Another form of corrosion in the Deisobutanizer is caused by water carryover if the treating section is finished with a water treating or caustic vessel. If water or caustic is carried into the column, the feed tray can be fouled with salts which will deposit when the water evaporates.
Though there are various treating section configuration and designs, the main principles hold true for all; efficiently mix the treating agent with the net effluent to maximize the contact between the two fluids, and effectively settle the two fluids before the next process step. The net effluent stream from the reactor section contains corrosive components such as trace free sulphuric acid and reaction intermediates (esters, or alkyl sulphates and di-alkyl sulphates). With well-mixed effluent and treating fluid, the trace acid and esters can be neutralized and removed from the hydrocarbon stream. Both mixing and separation can be improved with static mixers such as Sulzer SMV static mixers which develop the optimal droplet size to improve the contact between the two fluids, while minimizing small droplets and creating the chance of an emulsion to form. An emulsion of the hydrocarbon stream and the treating fluid can be challenging to separate. Separator internals, such as Sulzer Mellaplate, can also be installed in the separator vessel to improve separation between the two fluids. Increased separation capability and efficiency reduce the risk of water or caustic carryover to the deisobutanizer and minimize the chance of corrosion and fouling. Sulzer VG AF™ Trays can also be used in the deisobutanizer to reduce the impact of fouling and accumulation on trays. Sulzer VG AF™ Trays are designed with large, fixed valves that allow vapor to still pass through the trays.
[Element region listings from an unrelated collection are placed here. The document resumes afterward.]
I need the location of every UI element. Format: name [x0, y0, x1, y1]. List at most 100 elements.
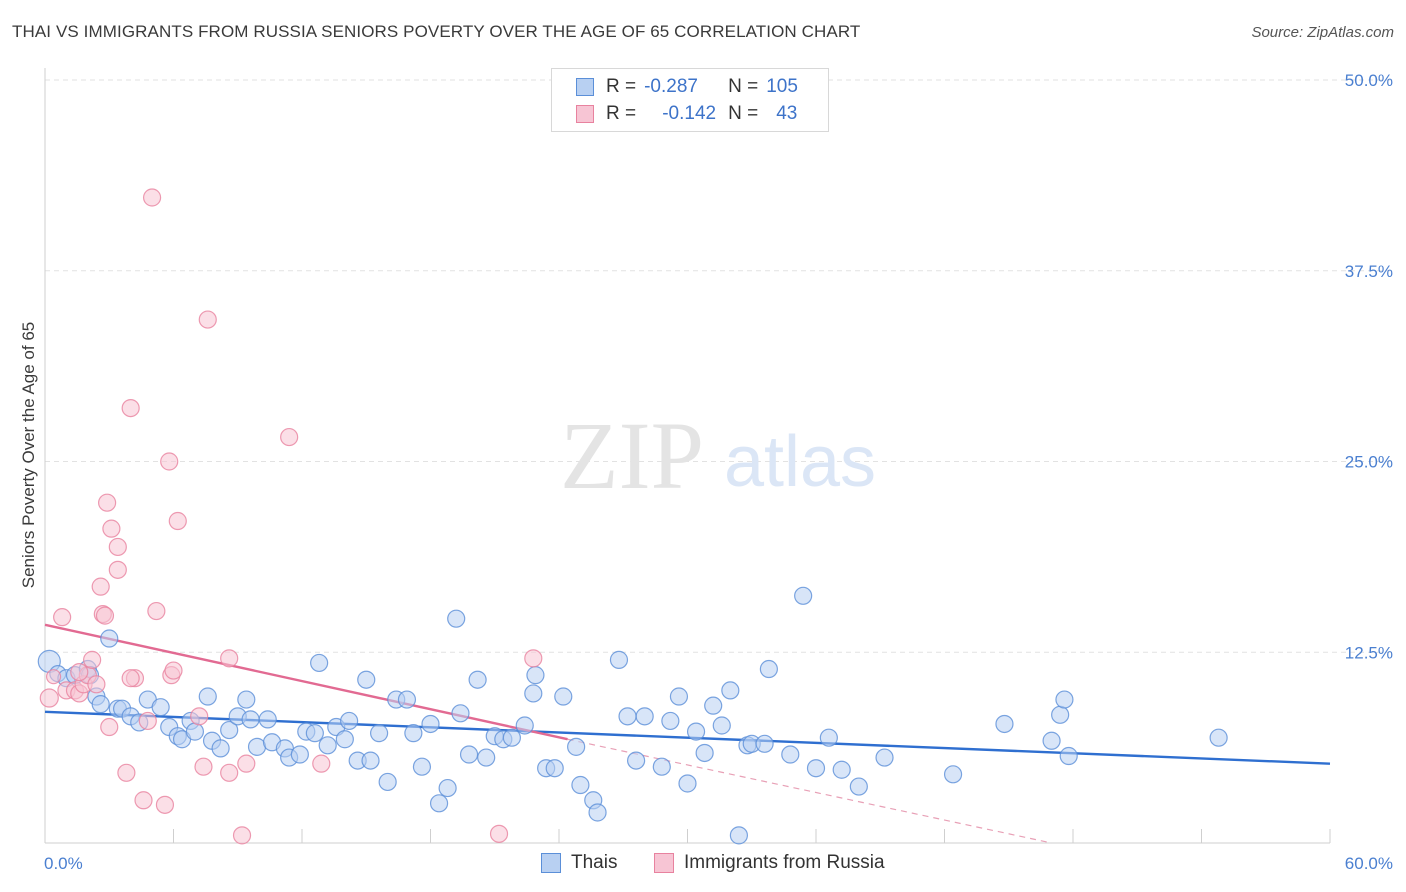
data-point-thais — [571, 775, 590, 795]
data-point-russia — [121, 398, 140, 418]
data-point-thais — [545, 759, 564, 778]
data-point-thais — [305, 724, 324, 743]
data-point-thais — [794, 586, 813, 605]
legend-row-thais: R = -0.287 N = 105 — [552, 74, 798, 100]
data-point-thais — [198, 687, 217, 706]
data-point-russia — [220, 649, 239, 668]
data-point-thais — [310, 653, 329, 673]
data-point-thais — [704, 696, 723, 715]
data-point-thais — [502, 728, 521, 747]
data-point-thais — [526, 666, 545, 685]
data-point-thais — [755, 734, 774, 753]
legend-r-value: -0.287 — [644, 76, 698, 97]
data-point-thais — [729, 826, 749, 845]
data-point-thais — [943, 765, 963, 784]
y-tick-label: 25.0% — [1345, 453, 1393, 472]
data-point-thais — [524, 684, 543, 703]
data-point-thais — [361, 751, 380, 770]
data-point-thais — [237, 690, 256, 709]
data-point-russia — [138, 711, 157, 731]
data-point-russia — [194, 757, 213, 776]
data-point-thais — [211, 739, 230, 758]
legend-label-russia: Immigrants from Russia — [684, 852, 885, 873]
data-point-thais — [849, 777, 868, 796]
data-point-thais — [151, 698, 170, 717]
legend-swatch-thais — [541, 853, 561, 873]
data-point-thais — [567, 737, 586, 756]
data-point-russia — [45, 669, 62, 685]
data-point-russia — [53, 608, 72, 627]
legend-label-thais: Thais — [571, 852, 618, 873]
data-point-russia — [83, 650, 102, 669]
legend-swatch-russia — [576, 105, 594, 123]
data-point-thais — [220, 720, 239, 740]
y-axis-label: Seniors Poverty Over the Age of 65 — [19, 322, 38, 588]
legend-swatch-thais — [576, 78, 594, 96]
data-point-thais — [781, 745, 800, 764]
data-point-russia — [108, 560, 127, 579]
source-label: Source: ZipAtlas.com — [1251, 24, 1394, 41]
data-point-thais — [1042, 731, 1061, 750]
legend-n-value: 105 — [766, 76, 798, 97]
data-point-russia — [164, 661, 183, 680]
data-point-thais — [340, 711, 359, 731]
data-point-russia — [190, 707, 209, 726]
data-point-thais — [661, 711, 680, 731]
data-point-thais — [759, 659, 778, 679]
axes — [44, 68, 1331, 844]
data-point-russia — [198, 310, 217, 329]
x-tick-label: 60.0% — [1345, 854, 1393, 873]
data-point-russia — [280, 427, 299, 447]
data-point-russia — [91, 577, 110, 596]
data-point-thais — [412, 757, 432, 776]
data-point-thais — [370, 724, 389, 743]
data-point-thais — [1059, 746, 1078, 766]
data-point-thais — [357, 670, 376, 689]
data-point-thais — [669, 687, 689, 706]
data-point-russia — [108, 537, 127, 557]
y-tick-label: 50.0% — [1345, 71, 1393, 90]
data-point-russia — [121, 669, 140, 688]
data-point-russia — [524, 649, 543, 668]
data-point-russia — [312, 754, 331, 773]
tick-labels: 12.5% 25.0% 37.5% 50.0% 0.0% 60.0% — [44, 71, 1393, 873]
data-point-thais — [1055, 690, 1074, 709]
data-point-russia — [155, 795, 175, 814]
legend-n-label: N = — [728, 103, 759, 124]
data-point-thais — [290, 745, 309, 764]
chart-title: THAI VS IMMIGRANTS FROM RUSSIA SENIORS P… — [12, 22, 861, 41]
data-point-thais — [247, 737, 267, 756]
data-point-thais — [875, 748, 894, 767]
correlation-legend: R = -0.287 N = 105 R = -0.142 N = 43 — [551, 68, 829, 132]
data-point-russia — [220, 763, 239, 782]
data-point-russia — [95, 606, 115, 625]
data-point-thais — [451, 704, 470, 723]
data-point-russia — [100, 717, 119, 737]
y-tick-label: 37.5% — [1345, 262, 1393, 281]
legend-n-label: N = — [728, 76, 759, 97]
data-point-thais — [100, 629, 119, 648]
data-point-thais — [1051, 705, 1070, 724]
data-point-russia — [237, 754, 256, 773]
legend-item-thais[interactable]: Thais — [541, 852, 617, 874]
legend-r-label: R = — [606, 103, 637, 124]
series-russia-points — [39, 188, 543, 845]
data-point-russia — [87, 675, 106, 694]
legend-r-value: -0.142 — [662, 103, 717, 124]
data-point-thais — [91, 695, 110, 714]
legend-r-label: R = — [606, 76, 637, 97]
data-point-thais — [678, 774, 697, 793]
data-point-thais — [712, 716, 731, 735]
data-point-thais — [477, 748, 496, 767]
data-point-russia — [142, 188, 162, 207]
legend-swatch-russia — [654, 853, 674, 873]
data-point-thais — [1209, 728, 1228, 747]
data-point-thais — [819, 728, 838, 747]
data-point-russia — [98, 493, 117, 512]
data-point-thais — [832, 760, 851, 779]
data-point-thais — [652, 757, 671, 776]
watermark-atlas: atlas — [724, 422, 876, 502]
data-point-thais — [241, 710, 260, 729]
legend-item-russia[interactable]: Immigrants from Russia — [654, 852, 885, 874]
They are also designed with push valve technology, which reduce accumulation on the tray deck in stagnant regions and use high performance downcomers to help reduce accumulation. Tailored design features make VG AF™ Trays less sensitive to plugging and increase the run time of fouling applications while delivering high capacity and efficiency.
Procedures for online water washes can be developed to wash away the fouling material on the lower trays as well as the tar on the reboiler but monitoring the unit and minimizing the water carryover from the treating section will help reduce the need for column water washes. Monitoring the amount of water in the overhead accumulator, and the pH and iron content of the water are good indicators of how the treating section is performing and will help reduce the amount of corrosion to the distillation equipment.